The proposed amendments are designed to help the ITC in identifying investigations that require further development of public interest issues in the record, and to develop information regarding the public interest at each stage of the investigation. 75 Fed. Reg. at 60671. The ITC proposes to do so by requiring that complainants and respondents address the following new four factors in their initial pleadings:

  1. .Explain how the articles potentially subject to the orders are used in the United States;
  2. Identify any public health, safety, or welfare concerns in the United States relating to the potential orders;
  3. Indicate the extent to which like or directly competitive articles are produced in the United States or are otherwise available in the United States, with respect to the articles potentially subject to the orders; and
  4. Indicate whether complainant, complainant’s licensees, and/or third party suppliers have the capacity to replace the volume of articles potentially subject to an exclusion order and a cease and desist order within a commercially reasonable time.

Additionally, the administrative law judges (ALJ) presiding over Section 337 investigations will be able to order discovery and take evidence on matters of public interest. Section 210.50(b)(1) of the ITC’s rules provides that the ALJ shall take evidence with respect to the issues of remedy and bonding, but not with respect to the public interest unless the Commission orders otherwise. There have been only a handful of cases (Adjustable-Height Beds and Components Thereof, Reduced Ignition Proclivity Cigarette Paper Wrappers and Products, Components for Installation of Marine Autopilots with GPS or IMU, Variable Speed Wind Turbines and Components Thereof) where the Commission directed the ALJ to take evidence on the issue of public interest and issue findings of fact. In the notice of proposed rulemaking, the ITC proposes to amend Section 210.50(b)(1) to also provide that if the Commission orders the ALJ to take evidence on the public interest, the ALJ should also address the public interest in its initial determination. Further, under the proposed rules, the extent of the taking of discovery by the parties on public interest matters shall be at the discretion of the presiding ALJ.

While the ITC decides whether to proceed with this rulemaking and institutionalize the new public interest factors, the ITC’s practice has been to request comments concerning the public interest before instituting an investigation.
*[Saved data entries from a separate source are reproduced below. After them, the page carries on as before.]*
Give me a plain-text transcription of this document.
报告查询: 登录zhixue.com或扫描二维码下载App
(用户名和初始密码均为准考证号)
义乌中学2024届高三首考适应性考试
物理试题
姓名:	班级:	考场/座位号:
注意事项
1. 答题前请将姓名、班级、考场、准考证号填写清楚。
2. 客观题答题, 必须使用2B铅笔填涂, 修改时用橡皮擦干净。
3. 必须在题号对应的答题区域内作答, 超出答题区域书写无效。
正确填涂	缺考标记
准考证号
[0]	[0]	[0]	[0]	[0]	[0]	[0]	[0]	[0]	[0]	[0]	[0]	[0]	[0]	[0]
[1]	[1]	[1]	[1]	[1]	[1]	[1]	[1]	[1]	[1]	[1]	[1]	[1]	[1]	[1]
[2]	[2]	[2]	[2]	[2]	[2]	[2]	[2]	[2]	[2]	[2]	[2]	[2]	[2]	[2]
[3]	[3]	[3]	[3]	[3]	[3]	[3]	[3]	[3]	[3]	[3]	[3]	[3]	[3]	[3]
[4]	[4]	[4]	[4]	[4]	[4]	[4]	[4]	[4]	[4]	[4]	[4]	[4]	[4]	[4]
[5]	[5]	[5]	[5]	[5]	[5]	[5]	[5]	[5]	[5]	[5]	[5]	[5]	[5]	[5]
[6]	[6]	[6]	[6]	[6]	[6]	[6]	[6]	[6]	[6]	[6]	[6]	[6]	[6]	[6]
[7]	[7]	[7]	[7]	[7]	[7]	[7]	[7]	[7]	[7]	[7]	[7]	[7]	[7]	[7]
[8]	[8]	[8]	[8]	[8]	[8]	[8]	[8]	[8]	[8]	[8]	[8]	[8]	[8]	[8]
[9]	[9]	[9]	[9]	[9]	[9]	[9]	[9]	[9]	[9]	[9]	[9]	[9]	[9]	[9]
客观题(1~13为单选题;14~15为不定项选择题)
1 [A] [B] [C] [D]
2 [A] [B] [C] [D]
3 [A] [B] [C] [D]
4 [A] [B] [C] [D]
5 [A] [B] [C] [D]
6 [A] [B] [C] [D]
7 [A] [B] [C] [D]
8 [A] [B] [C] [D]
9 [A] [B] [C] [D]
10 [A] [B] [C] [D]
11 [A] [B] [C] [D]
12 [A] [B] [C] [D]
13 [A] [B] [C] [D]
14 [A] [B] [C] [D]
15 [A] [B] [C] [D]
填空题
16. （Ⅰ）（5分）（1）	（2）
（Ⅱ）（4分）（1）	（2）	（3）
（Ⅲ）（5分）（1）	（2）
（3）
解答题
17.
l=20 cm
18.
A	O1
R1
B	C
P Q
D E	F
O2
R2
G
We expect this practice to continue in 2011 until the proposed changes to the Commission’s rules of practice come into effect.

At a meeting of Section 337 practitioners on January 19, 2011 in Washington, DC, members of the US International Trade Commission, and attorneys with the ITC’s Office of Unfair Import Investigations, the Commissioners confirmed the growing trend of Section 337 investigations: in fiscal year 2010 there were 51 new investigations and 103 active investigations on the ITC’s docket. The Commissioners also encouraged 337 practitioners to consider mediation under the ITC’s new mediation program. Modeled after the mediation rules of the US Court of Appeals for the Federal Circuit, the ITC’s mediation program, introduced in late 2008, took off just last year. From 2010 to date, there were a total of seven mediations in Section 337 cases conducted pursuant to the ITC new mediation rules. While none of these resulted in all claims being resolved, the Commissioners indicated that the mediation was believed to be an effective process for narrowing the claims that continued to trial.